Of course, within the category of insured persons there are myriad variations on what a patient's responsibility is under the insurance policy.
Generally speaking, providers take the position that the patient is responsible for all charges billed, and then adjust their rates to reflect negotiated prices reached between an insurance company and the provider. The onus is on the patient to resolve billing disputes between the insurance company or companies involved and the often many providers involved in providing a single medical service. But, once that negotiated price is determined, the division of the negotiated price between the patient and the insurance company varies a great deal.
Billing disputes are common. It is unusual for any medical service more complicated than a single physicians office visit, vaccination or isolated laboratory test to not result in some sort of billing dispute or mistake outside of a vertically integrated health care provider.
In practice, courts typically end up siding with health care providers in medical billing disputes, even under circumstances when other vendors would be denied all recovery or full recovery of the amount sought, even though the legal doctrines upon which this is done are often flimsy or not formally articulated.
A small minority of states (Colorado is one of the few in this category) impose some statutory limitations on price discrimination between insured and uninsured patients, but this is the rare exception rather than the norm, and not infrequently isn't enforced even when these laws are on the books.
I have worked in Healthcare for over 20 years.
I see how people are confused and think they are being billed more because they have insurance. I even understand why they think they can provide some type of “evidence” or support to their reasoning by saying, “They asked me what insurance I have! That MUST mean they want to charge me a different price because I have insurance!"
Now, when you hear a different rate quote for cash payers, this is a cash discount offered to you, the un-/under-insured as a BENEFIT to help you cut the cost of what, more often than not, turns into multiple office visits that can become taxing to anyone's budget- which usually leads to failure to complete treatment/therapy because the patient can't afford the continued care down the road. A cash discount does not benefit the practice/practitioner typically. It benefits the patient!

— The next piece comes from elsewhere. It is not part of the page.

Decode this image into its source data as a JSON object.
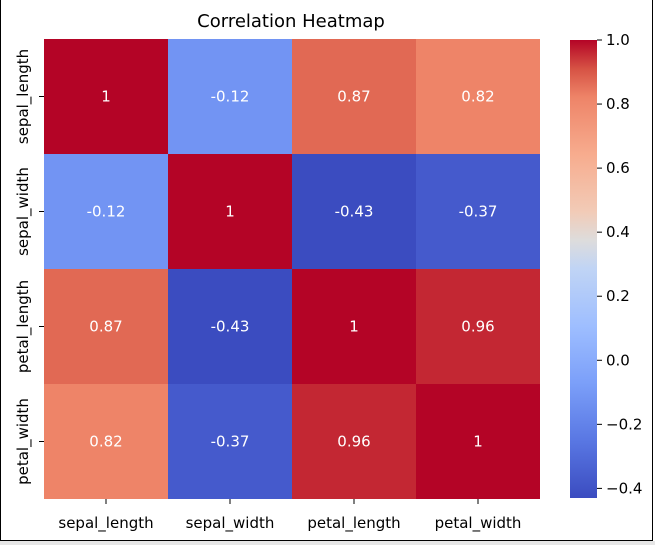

The answer previously given is completely wrong. Health care providers absolutely have 2 different sets of pricing, for insured and non-insured. And, the difference in pricing is substantial. This is why you are asked before services are rendered if you are using insurance, or paying out of pocket. This is standard practice in any industry that utilizes insurance claims, not just medical (auto repair, home repair, etc...). I know this from being in the industry, as well as through personal experience in paying for identical services with and without insurance. Generally, non-insured pricing is currently about 60 percent less than insured pricing. For example, if you go to a provider to receive an MRI scan and use an insurance policy for payment, the cost may be around 2,000. If you go to that same provider and ask for same service, and notify beforehand you are paying out of pocket, your cost will be about 800. This is not a non-insured discount, rather an inflated price for insured service. For one thing, providers know they can retrieve more money from an insurer than an individual. Also, they charge more because they have to utilize more personnel on their staff to process insurance claims and and collecting from insurance companies can be difficult and they never pay the full amounts. This is the primary reason people think that health care cost so much, because most people only see inflated amounts that are billed to insurers.